# Stored Procedures, mittels Java



## klaus1 (15. Sep 2005)

Hallo!

Ich bräuchte ein kurzes BSP. für Stored Procedures mittels Java aufzufuren, um in einer Oracle Datenbank etwas auslesen bzw. schreiben!
(Dazu auch die Verbindungsherstellung)

Danke!
Lg, Klaus


----------



## KSG9|sebastian (15. Sep 2005)

ähm..

ist doch nur ein executeQuery-Aufruf, oder irre ich mich ? Müsst doch alles in der Oracle-Docu stehen

30sec google:

http://www.orafaq.com/faqjdbc.htm

und nochmal 30sec:

http://www.oracle.com/technology/sample_code/tech/java/jsp/oracle9ijsp.html


----------



## P3AC3MAK3R (15. Sep 2005)

Sollte ebenfalls weiterhelfen:

http://javaalmanac.com/egs/java.sql/ConnectOracle.html
http://javaalmanac.com/egs/java.sql/CallProcedure.html


----------



## klaus1 (15. Sep 2005)

Es geht allerdings darum, eine Methode in der Oracle Datenbank zu starten! nicht aber über SQL Statements eine Methode in Java zu starten!


----------



## Bleiglanz (15. Sep 2005)

klaus1 hat gesagt.:
			
		

> Es geht allerdings darum, eine Methode in der Oracle Datenbank zu starten! nicht aber über SQL Statements eine Methode in Java zu starten!

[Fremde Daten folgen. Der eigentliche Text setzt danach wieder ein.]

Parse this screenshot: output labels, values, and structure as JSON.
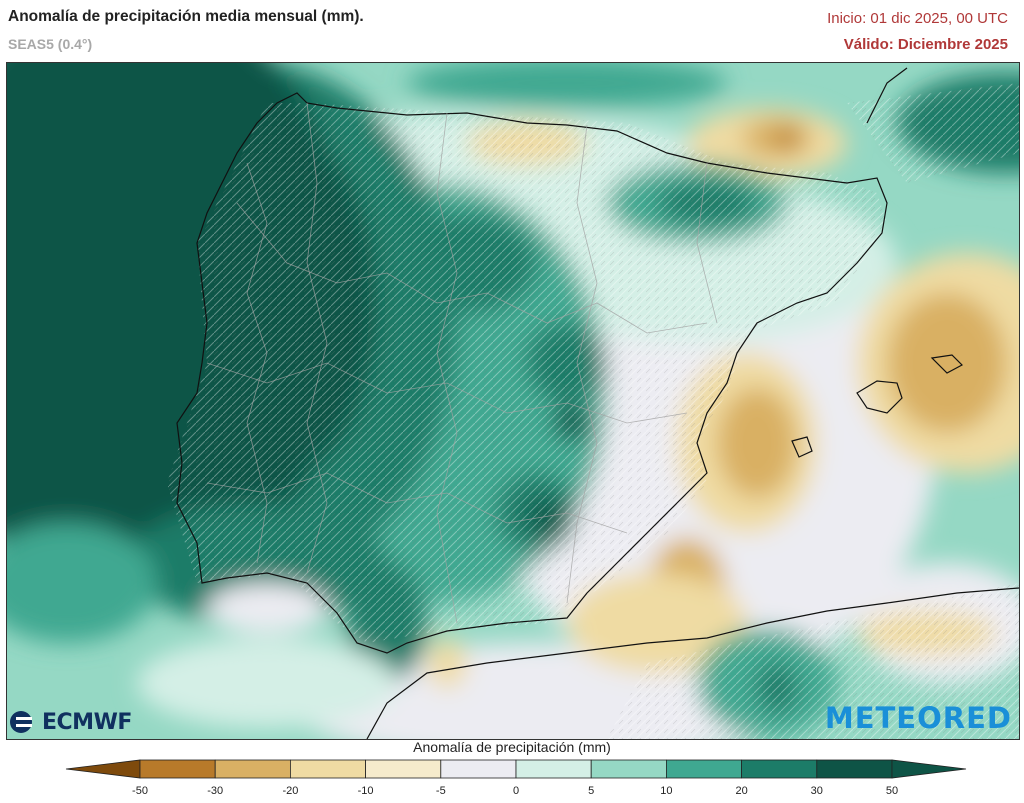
{
  "header": {
    "title": "Anomalía de precipitación media mensual (mm).",
    "model": "SEAS5 (0.4°)",
    "init": "Inicio: 01 dic 2025, 00 UTC",
    "valid": "Válido: Diciembre 2025"
  },
  "logos": {
    "left": "ECMWF",
    "right": "METEORED"
  },
  "legend": {
    "title": "Anomalía de precipitación (mm)",
    "ticks": [
      "-50",
      "-30",
      "-20",
      "-10",
      "-5",
      "0",
      "5",
      "10",
      "20",
      "30",
      "50"
    ],
    "colors": [
      "#7e4a0c",
      "#b87a2a",
      "#d9b064",
      "#efdba3",
      "#f6ebcc",
      "#ececf2",
      "#d4efe6",
      "#95d8c4",
      "#3fa891",
      "#1c7c68",
      "#0e5446",
      "#0e5446"
    ]
  }
}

Was ist eine "Methode in der Oracle DB"? Wenn du eine StoredProc meinst, dann wird die natürlich über SQL gestartet...


----------



## klaus1 (15. Sep 2005)

Möchte eine Oracle Procedure mittels Java starten.


----------



## Bleiglanz (15. Sep 2005)

klaus1 hat gesagt.:
			
		

> Möchte eine Oracle Procedure mittels Java starten.



und was passt dir nicht an dem obigen link

http://javaalmanac.com/egs/java.sql/CallProcedure.html


----------



## KSG9|sebastian (16. Sep 2005)

wie ich schon sagte:

Bei MySql ruft man es über nen normalen Sql String auf

"select test_user() from mysql_sp"

sowas in der art, und in oracle geht es doch ähnlich..oder ?


----------



## Bleiglanz (16. Sep 2005)

ja, aber ...

i.A. ist die call-Syntax dafür besser geeignet (IN und OUT Parameter müssen ja evtl. gesetzt werden)


----------